RU-EN translation bases on Transformer model. It uses custom BPE tokenizer and gensim.Word2Vec model.
Transformer model bases on https://github.com/SamLynnEvans/Transformer
Attention head pruning bases on https://github.com/aiha-lab/Attention-Head-Pruning
Dataset is shortened version of RU-EN dataset from http://www.manythings.org/anki.
All data you can find here: https://drive.google.com/drive/folders/1zVsotEzUDgA-j1SHhBPVeehO_AiA5Lq7?usp=sharing
This link contains pre-learn models, tokenizers, w2v models, dataset and learning logs. You can learn you own model, but dataset must be store in .tsv format, you also need to edit paths in src/enums_and_constants/constants.
First of all train you own tokenizer. Example:
python src/trainers/bpe-trainer.py
It will train and save source and target tokenizers bases on dataset.
After that you can train your own w2v model. You must train tokenizer before w2v model cause it bases on tokens. Example:
python src/trainers/w2v-trainer.py
It will train and save source and target w2v models.

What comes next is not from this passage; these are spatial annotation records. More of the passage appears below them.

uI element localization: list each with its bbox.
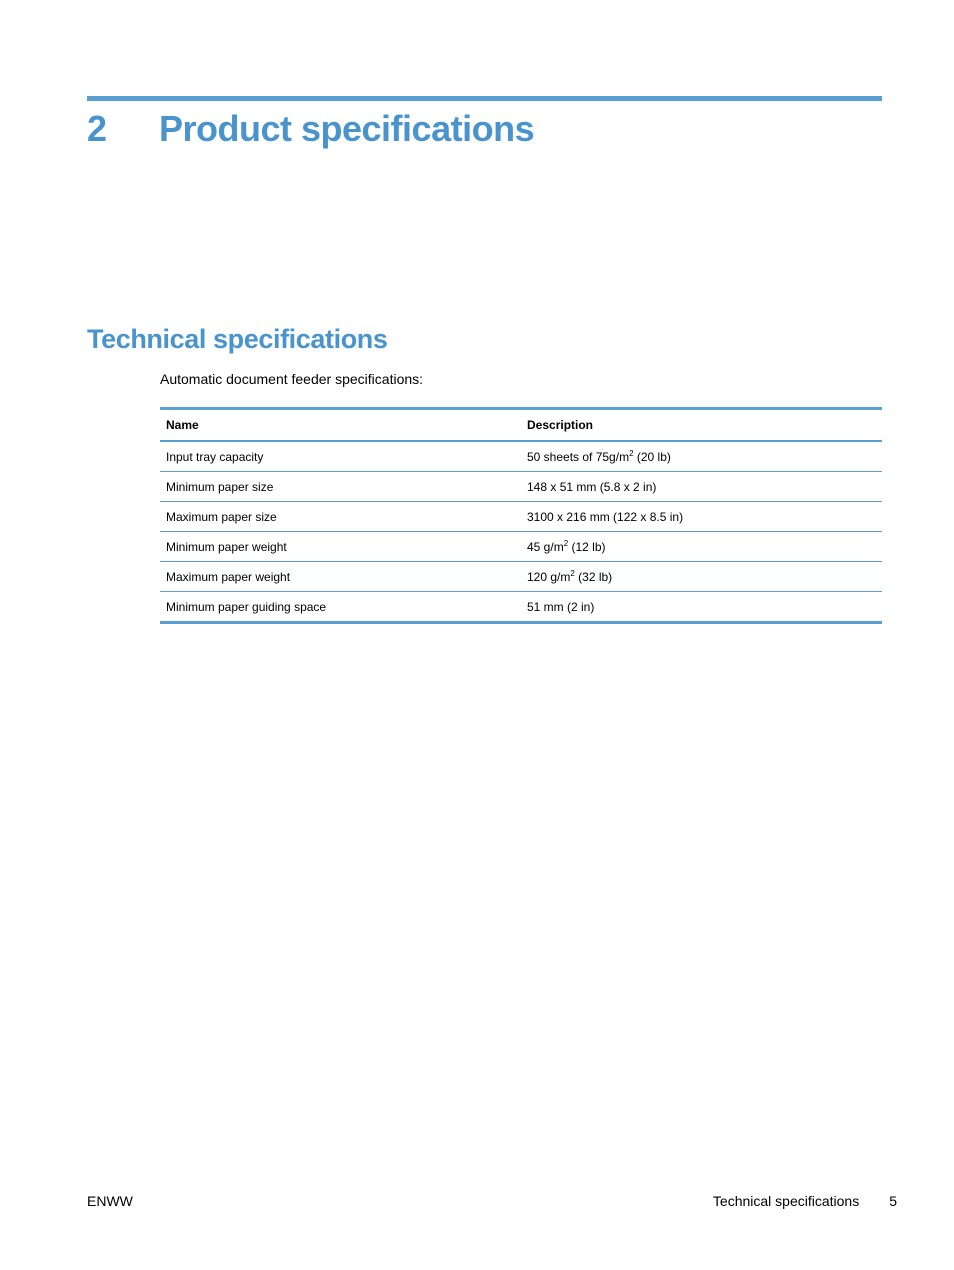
table-row bbox=[160, 441, 882, 472]
footer-section-title: Technical specifications bbox=[712, 1193, 860, 1209]
row-description: 50 sheets of $75g/m^2$ (20 lb) bbox=[521, 441, 882, 472]
row-description: 120 $g/m^2$ (32 lb) bbox=[521, 562, 882, 592]
footer-locale: ENWW bbox=[87, 1193, 133, 1209]
spec-table bbox=[160, 407, 882, 624]
chapter-number: 2 bbox=[87, 108, 107, 149]
chapter-title: Product specifications bbox=[159, 108, 535, 149]
row-name: Input tray capacity bbox=[160, 441, 521, 472]
header-description: Description bbox=[521, 409, 882, 442]
table-row bbox=[160, 472, 882, 502]
row-description: 51 mm (2 in) bbox=[527, 599, 595, 614]
footer-right bbox=[713, 1193, 897, 1209]
table-row bbox=[160, 532, 882, 562]
intro-text: Automatic document feeder specifications: bbox=[160, 371, 424, 387]
section-heading: Technical specifications bbox=[87, 324, 388, 354]
row-description: 3100 x 216 mm (122 x 8.5 in) bbox=[521, 502, 882, 532]
row-name: Minimum paper size bbox=[160, 472, 521, 502]
table-row bbox=[160, 562, 882, 592]
row-name: Maximum paper size bbox=[160, 502, 521, 532]
row-name: Minimum paper guiding space bbox=[166, 599, 327, 614]
row-name: Maximum paper weight bbox=[160, 562, 521, 592]
chapter-heading bbox=[87, 108, 534, 154]
row-name: Minimum paper weight bbox=[160, 532, 521, 562]
row-description: 45 $g/m^2$ (12 lb) bbox=[521, 532, 882, 562]
chapter-rule bbox=[87, 96, 882, 101]
table-header-row bbox=[160, 409, 882, 442]
table-row bbox=[160, 592, 882, 623]
header-name: Name bbox=[160, 409, 521, 442]
row-description: 148 x 51 mm (5.8 x 2 in) bbox=[521, 472, 882, 502]
footer-page-number: 5 bbox=[889, 1193, 897, 1209]
table-row bbox=[160, 502, 882, 532]
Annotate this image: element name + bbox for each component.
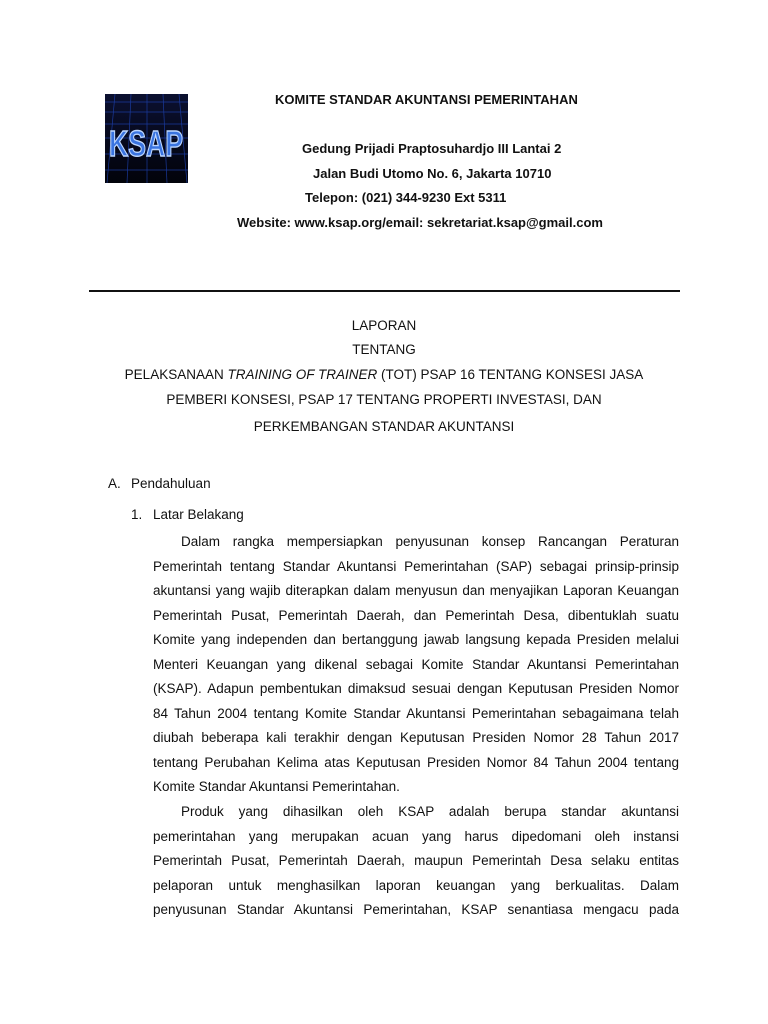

PyTorch Lightning used for model training. Each model trains 10 epoch with early stop. You can tune model parameters in src/enums_and_constants/constants.py.
Use
python src/trainers/model-trainer.py --prune False
to train model without attention head pruning.
Use
python model-trainer.py --prune False
to train model with attention head pruning. By default, l0 coefficient equals 0.005
Model train during 4 epochs till early stop. Here you can see train and validation plots of loss.
More information can be found in the training logs.
Model train during 7 epochs till early stop. Here you can see train and validation plots of loss. It is sum of l0 and transformer losses.
l0_loss
transformer_loss
More information can be found in the training logs.
You can estimate bleu score of models with command
python src/eval/compare_bleu_score.py
This script preload data from gdrive. Comment preload string if you want.
As you can see full model contains 96 heads, prune model contains 24. Quality of full model ~68.7, quality of prune model ~65.9. Such big values of bleu connected with the fact that dataset contains a lot of similar sentence. An interesting fact is that the model decodes long sentences better than short ones.
If you have everything to inference model start you telegram bot. You only need to specify your secret in src/enums_and_constants/constants.py and run script
python src/telegram_bot/bot.py
Start work with bot with command /start.
Ask for help with command /help.
You can translate only RU sentences.
Too long messages are not allowed.
The model copes well with everyday phrases.
And with non-everyday.
However, incidents happen, especially in very short phrases)
Please try to use the bot yourself and look for its weaknesses.